One of the greatest challenges confronting dermatologists and their dermatopathologist partners is to distinguish malignant melanoma from benign nevi.8 Despite staining for a number of molecular markers, some lesions defy histopathology, such as distinguishing benign and malignant Spitz nevi; however, recent work on RNA transcriptomes suggests that gene expression may increase confidence in assessing atypical Spitz nevi.9 A 23-gene expression panel has yielded a sensitivity of 91.5% and a specificity of 92.5% in differentiating benign nevi from malignant melanoma.10

From the Research Laboratory to Routine Clinical Use

Undoubtedly, it is a large step from proof-of-concept studies to accepted clinical use. The ultimate achievement for a laboratory technique is to enter approved clinical use. Gene expression panels have now been approved by numerous third-party insurers to help predict future clinical evolution of biopsied melanomas. Although early in situ melanomas are eminently curable by wide excision, lesions that have more concerning characteristics (eg, depth >0.8 mm, ulceration) may progress to metastatic disease. The gratifying success of checkpoint inhibitor therapy has improved the previously dismal outlook for advanced melanomas.11 Dermatologists search for clues to suggest which patients may benefit from adjuvant therapy. Sentinel lymph node biopsy (SLNB) has been a standard-of-care technique to help make this determination.12

It has now been demonstrated that gene expression array analysis can provide evidence complementing SLNB results or even independent of SLNB results. In extensive validation studies, a 31-gene expression panel analyzing initial melanoma biopsy specimens showed predictive value for later recurrence and development of metastatic disease.13,14 The gene expression studies have identified patients with negative SLNBs who have gone on to develop metastatic melanomas.15 It has been suggested that gene expression panel diagnosis may reduce the need for invasive SLNBs in patients in whom the surgical procedure may involve risk.16

Looking to the Future

The progress of science is the result of many small steps building on prior work. The terms breakthrough and game changer in medicine have been popularized by the media and rarely are valid. On the contrary, sequential development of methods over many years has preceded the acclaimed successes of medical research; for example, the best-known medical breakthrough—that of Salk’s inactivated polio vaccine—was preceded by the use of an inactivated polio vaccine by Brodie and Park17 in 1935. However, it was the development of tissue culture of poliomyelitis virus by Enders et al18 that provided the methodology to Salk’s group to produce their inactivated polio vaccine.

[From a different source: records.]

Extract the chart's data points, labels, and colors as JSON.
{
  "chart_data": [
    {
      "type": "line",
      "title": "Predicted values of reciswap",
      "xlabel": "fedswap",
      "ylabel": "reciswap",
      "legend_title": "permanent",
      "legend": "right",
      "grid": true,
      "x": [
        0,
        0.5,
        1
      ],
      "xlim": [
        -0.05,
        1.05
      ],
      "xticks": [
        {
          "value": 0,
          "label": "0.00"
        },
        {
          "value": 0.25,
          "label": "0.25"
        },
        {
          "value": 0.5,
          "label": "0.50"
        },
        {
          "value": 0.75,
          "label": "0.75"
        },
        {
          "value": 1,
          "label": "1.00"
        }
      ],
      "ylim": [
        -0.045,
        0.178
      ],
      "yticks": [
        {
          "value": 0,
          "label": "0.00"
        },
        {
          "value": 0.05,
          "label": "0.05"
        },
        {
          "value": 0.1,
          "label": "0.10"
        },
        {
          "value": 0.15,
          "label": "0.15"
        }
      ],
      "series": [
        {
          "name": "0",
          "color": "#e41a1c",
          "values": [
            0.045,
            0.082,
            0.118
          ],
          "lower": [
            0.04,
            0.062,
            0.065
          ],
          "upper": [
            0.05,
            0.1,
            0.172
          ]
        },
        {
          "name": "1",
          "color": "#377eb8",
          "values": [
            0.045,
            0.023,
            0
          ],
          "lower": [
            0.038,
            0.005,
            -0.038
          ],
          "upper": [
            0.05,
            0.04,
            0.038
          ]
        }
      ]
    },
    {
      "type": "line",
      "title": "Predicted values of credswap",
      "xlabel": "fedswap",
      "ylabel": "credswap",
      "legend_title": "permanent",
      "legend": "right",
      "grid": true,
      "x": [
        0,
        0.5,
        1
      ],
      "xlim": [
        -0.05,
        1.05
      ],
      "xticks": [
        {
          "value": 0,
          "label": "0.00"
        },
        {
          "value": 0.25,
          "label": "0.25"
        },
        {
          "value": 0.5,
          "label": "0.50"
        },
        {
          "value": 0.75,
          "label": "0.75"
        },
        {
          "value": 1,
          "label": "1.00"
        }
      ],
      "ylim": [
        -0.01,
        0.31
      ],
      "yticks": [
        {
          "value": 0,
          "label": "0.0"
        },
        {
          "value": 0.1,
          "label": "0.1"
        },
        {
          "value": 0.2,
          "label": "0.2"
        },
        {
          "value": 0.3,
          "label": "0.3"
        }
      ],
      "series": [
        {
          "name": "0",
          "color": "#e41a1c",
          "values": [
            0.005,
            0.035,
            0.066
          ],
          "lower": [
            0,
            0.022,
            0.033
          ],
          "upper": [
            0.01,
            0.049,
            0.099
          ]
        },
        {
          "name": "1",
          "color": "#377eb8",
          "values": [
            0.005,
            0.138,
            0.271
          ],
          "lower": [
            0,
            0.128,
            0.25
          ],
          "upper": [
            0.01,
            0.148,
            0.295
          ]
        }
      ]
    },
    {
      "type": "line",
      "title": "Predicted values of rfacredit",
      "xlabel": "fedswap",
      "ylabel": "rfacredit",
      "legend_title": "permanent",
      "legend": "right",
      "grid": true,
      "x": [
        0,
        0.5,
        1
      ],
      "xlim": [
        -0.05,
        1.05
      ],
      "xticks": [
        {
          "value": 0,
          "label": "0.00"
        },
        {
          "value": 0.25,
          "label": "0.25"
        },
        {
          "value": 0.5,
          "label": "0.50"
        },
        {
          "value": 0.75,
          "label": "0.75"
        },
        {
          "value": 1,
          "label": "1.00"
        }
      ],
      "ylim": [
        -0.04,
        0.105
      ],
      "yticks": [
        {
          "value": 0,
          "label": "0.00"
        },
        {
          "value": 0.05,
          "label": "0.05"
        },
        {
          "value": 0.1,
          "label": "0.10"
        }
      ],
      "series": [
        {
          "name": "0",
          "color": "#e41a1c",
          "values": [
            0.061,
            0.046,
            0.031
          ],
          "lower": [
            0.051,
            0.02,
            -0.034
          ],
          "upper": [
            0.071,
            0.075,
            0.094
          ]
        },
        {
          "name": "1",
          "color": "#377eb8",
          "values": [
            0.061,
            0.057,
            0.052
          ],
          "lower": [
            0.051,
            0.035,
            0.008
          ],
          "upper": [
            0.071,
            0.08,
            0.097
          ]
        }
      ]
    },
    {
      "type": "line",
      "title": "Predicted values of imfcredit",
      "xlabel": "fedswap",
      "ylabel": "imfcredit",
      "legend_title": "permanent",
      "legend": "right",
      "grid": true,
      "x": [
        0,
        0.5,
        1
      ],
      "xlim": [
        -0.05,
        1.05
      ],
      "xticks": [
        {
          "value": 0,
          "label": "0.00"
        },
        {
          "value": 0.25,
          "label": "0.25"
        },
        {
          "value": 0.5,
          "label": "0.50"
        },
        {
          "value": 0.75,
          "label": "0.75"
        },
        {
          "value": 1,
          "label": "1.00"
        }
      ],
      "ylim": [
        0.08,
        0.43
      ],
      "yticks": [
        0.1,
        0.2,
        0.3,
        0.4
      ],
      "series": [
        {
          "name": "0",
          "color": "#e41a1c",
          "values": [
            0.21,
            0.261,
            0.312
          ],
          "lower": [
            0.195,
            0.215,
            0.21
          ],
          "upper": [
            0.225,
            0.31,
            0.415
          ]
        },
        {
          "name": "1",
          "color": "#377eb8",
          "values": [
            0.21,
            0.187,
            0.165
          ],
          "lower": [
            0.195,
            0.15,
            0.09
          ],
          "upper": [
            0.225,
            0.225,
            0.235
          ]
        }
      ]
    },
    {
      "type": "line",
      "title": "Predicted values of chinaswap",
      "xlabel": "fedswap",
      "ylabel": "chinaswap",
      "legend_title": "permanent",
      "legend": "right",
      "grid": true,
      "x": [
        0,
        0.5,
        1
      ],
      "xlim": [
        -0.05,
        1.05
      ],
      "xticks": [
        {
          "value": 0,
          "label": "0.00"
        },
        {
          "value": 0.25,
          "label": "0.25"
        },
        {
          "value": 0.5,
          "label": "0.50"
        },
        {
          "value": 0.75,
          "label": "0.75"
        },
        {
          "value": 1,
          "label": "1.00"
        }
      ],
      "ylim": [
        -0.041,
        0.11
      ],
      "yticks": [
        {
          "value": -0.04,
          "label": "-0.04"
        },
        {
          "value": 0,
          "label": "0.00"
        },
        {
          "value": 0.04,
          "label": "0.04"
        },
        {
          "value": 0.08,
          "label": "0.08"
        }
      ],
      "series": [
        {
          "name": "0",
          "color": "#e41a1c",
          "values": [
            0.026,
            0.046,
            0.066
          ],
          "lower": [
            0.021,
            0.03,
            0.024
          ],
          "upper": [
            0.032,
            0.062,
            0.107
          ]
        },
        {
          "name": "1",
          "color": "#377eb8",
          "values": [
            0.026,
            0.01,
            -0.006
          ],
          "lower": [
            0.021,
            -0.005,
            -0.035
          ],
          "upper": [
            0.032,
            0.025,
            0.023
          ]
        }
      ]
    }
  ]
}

The ability to go beyond our visual senses will be of great importance in characterizing the variability of skin diseases, especially in skin of color patients; for example, acral melanoma is perhaps the primary melanocytic malignancy in darker-skinned patients and is the target of RNA transcriptomic research.19 Progress is continuing on gene therapy for a growing number of skin conditions.20,21 In vivo correction of abnormal genes is being attempted for a number of inherited cutaneous diseases,22 notably for disorders of skin fragility.23 For now, we welcome the addition of genomic capabilities to the visual practice of dermatology and the capability to go beyond that which we can see with our eyes.